Segundo informações da PF, a cúpula da organização criminosa operava diretamente do Amapá. Era desse ponto que partiam as ordens para a comercialização de entorpecentes e armas, o planejamento de homicídios, o recolhimento de valores para financiar as atividades ilícitas, o "batismo" de novos membros e o enfrentamento a outras facções rivais.

Conexão com o Rio de Janeiro
As investigações também revelaram que um braço de uma facção oriunda do Rio de Janeiro articulava a comercialização de drogas e a prática de crimes de roubo no território amapaense, evidenciando a complexidade e a abrangência das ações criminosas.
Crimes imputados e forças envolvidas
Os indivíduos investigados responderão pelos crimes de integrar organização criminosa, tráfico de drogas, comércio ilegal de arma de fogo e lavagem de dinheiro.
A Operação Ruptura contou com a participação de diversas forças de segurança, demonstrando a integração e a capacidade de atuação conjunta das instituições.
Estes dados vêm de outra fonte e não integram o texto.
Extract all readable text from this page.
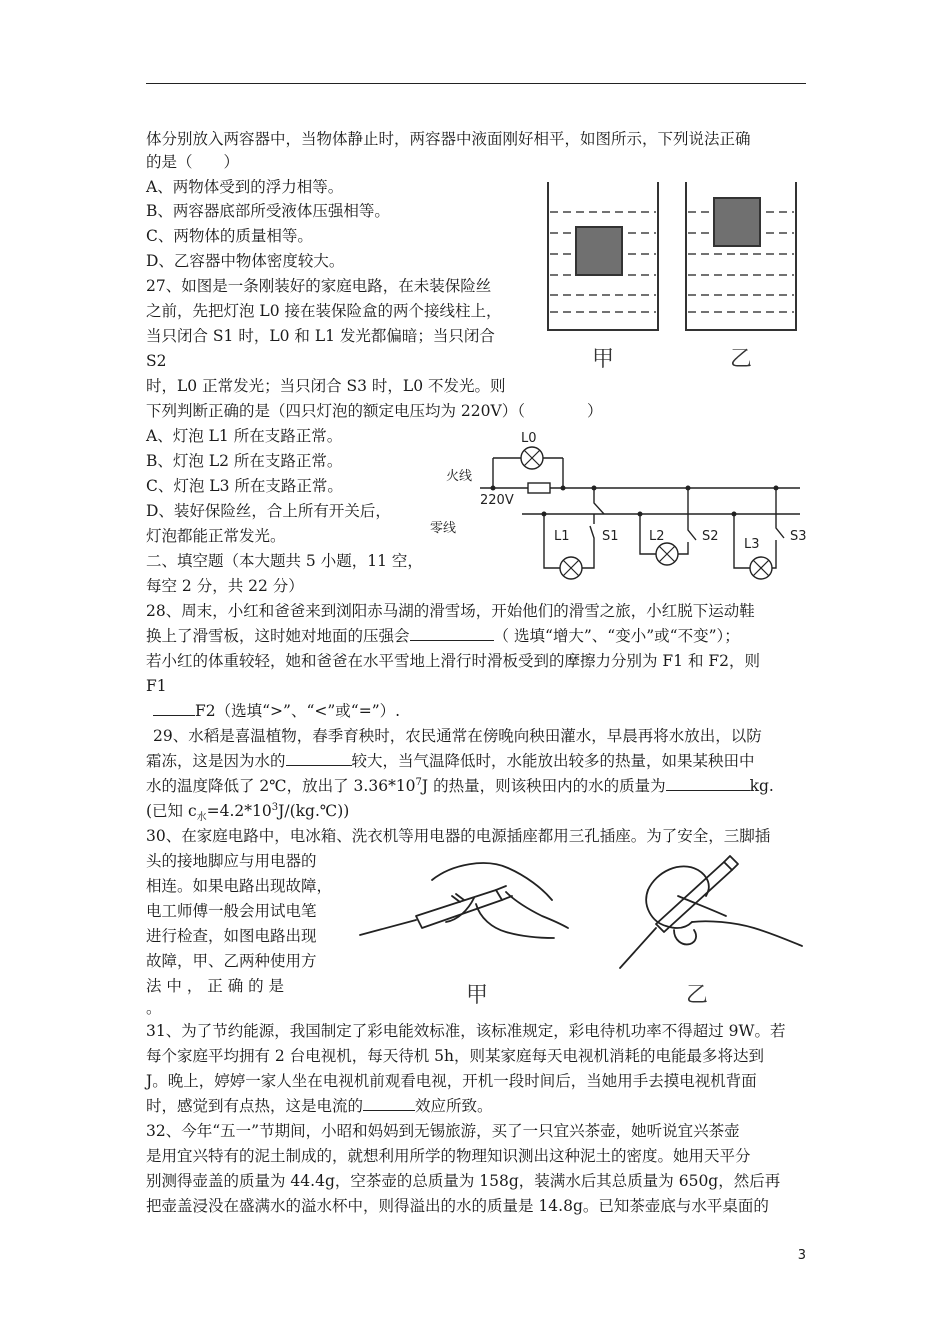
体分别放入两容器中，当物体静止时，两容器中液面刚好相平，如图所示，下列说法正确
的是（　　）
A、两物体受到的浮力相等。
B、两容器底部所受液体压强相等。
C、两物体的质量相等。
D、乙容器中物体密度较大。
27、如图是一条刚装好的家庭电路，在未装保险丝
之前，先把灯泡 L0 接在装保险盒的两个接线柱上，
当只闭合 S1 时，L0 和 L1 发光都偏暗；当只闭合
S2
时，L0 正常发光；当只闭合 S3 时，L0 不发光。则
下列判断正确的是（四只灯泡的额定电压均为 220V）（　　　　）
A、灯泡 L1 所在支路正常。
B、灯泡 L2 所在支路正常。
C、灯泡 L3 所在支路正常。
D、装好保险丝，合上所有开关后，
灯泡都能正常发光。
二、填空题（本大题共 5 小题，11 空，
每空 2 分，共 22 分）
28、周末，小红和爸爸来到浏阳赤马湖的滑雪场，开始他们的滑雪之旅，小红脱下运动鞋
换上了滑雪板，这时她对地面的压强会	（ 选填“增大”、“变小”或“不变”）；
若小红的体重较轻，她和爸爸在水平雪地上滑行时滑板受到的摩擦力分别为 F1 和 F2，则
F1
F2（选填“>”、“<”或“=”）.
29、水稻是喜温植物，春季育秧时，农民通常在傍晚向秧田灌水，早晨再将水放出，以防
霜冻，这是因为水的	较大，当气温降低时，水能放出较多的热量，如果某秧田中
水的温度降低了 2℃，放出了 $3.36*10^7J$ 的热量，则该秧田内的水的质量为	kg.
(已知 $c_水=4.2*10^3J/(kg.℃)$)
30、在家庭电路中，电冰箱、洗衣机等用电器的电源插座都用三孔插座。为了安全，三脚插
头的接地脚应与用电器的
相连。如果电路出现故障，
电工师傅一般会用试电笔
进行检查，如图电路出现
故障，甲、乙两种使用方
法 中 ， 正 确 的 是
。
31、为了节约能源，我国制定了彩电能效标准，该标准规定，彩电待机功率不得超过 9W。若
每个家庭平均拥有 2 台电视机，每天待机 5h，则某家庭每天电视机消耗的电能最多将达到
J。晚上，婷婷一家人坐在电视机前观看电视，开机一段时间后，当她用手去摸电视机背面
时，感觉到有点热，这是电流的	效应所致。
32、今年“五一”节期间，小昭和妈妈到无锡旅游，买了一只宜兴茶壶，她听说宜兴茶壶
是用宜兴特有的泥土制成的，就想利用所学的物理知识测出这种泥土的密度。她用天平分
别测得壶盖的质量为 44.4g，空茶壶的总质量为 158g，装满水后其总质量为 650g，然后再
把壶盖浸没在盛满水的溢水杯中，则得溢出的水的质量是 14.8g。已知茶壶底与水平桌面的
甲	乙
L0
火线
220V
零线
L1 S1 L2	S2
L3
S3
甲	乙
3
Estiveram envolvidos na ação a Polícia Civil do Amapá, por meio da Divisão de Repressão às Ações Criminosas Organizadas (Draco), a Delegacia Especializada de Repressão a Narcóticos (Denarc), a Delegacia de Polícia de Porto Grande, a Força Tática, a Companhia de Rondas Ostensivas Táticas Motorizadas (Rotam), o Canil do Batalhão de Operações Especiais (Bope), o Grupo de Atuação Especial de Combate ao Crime Organizado (Gaeco), a Delegacia de Polícia Civil de Breves e a Força Integrada de Combate ao Crime Organizado (Ficco) do Maranhão.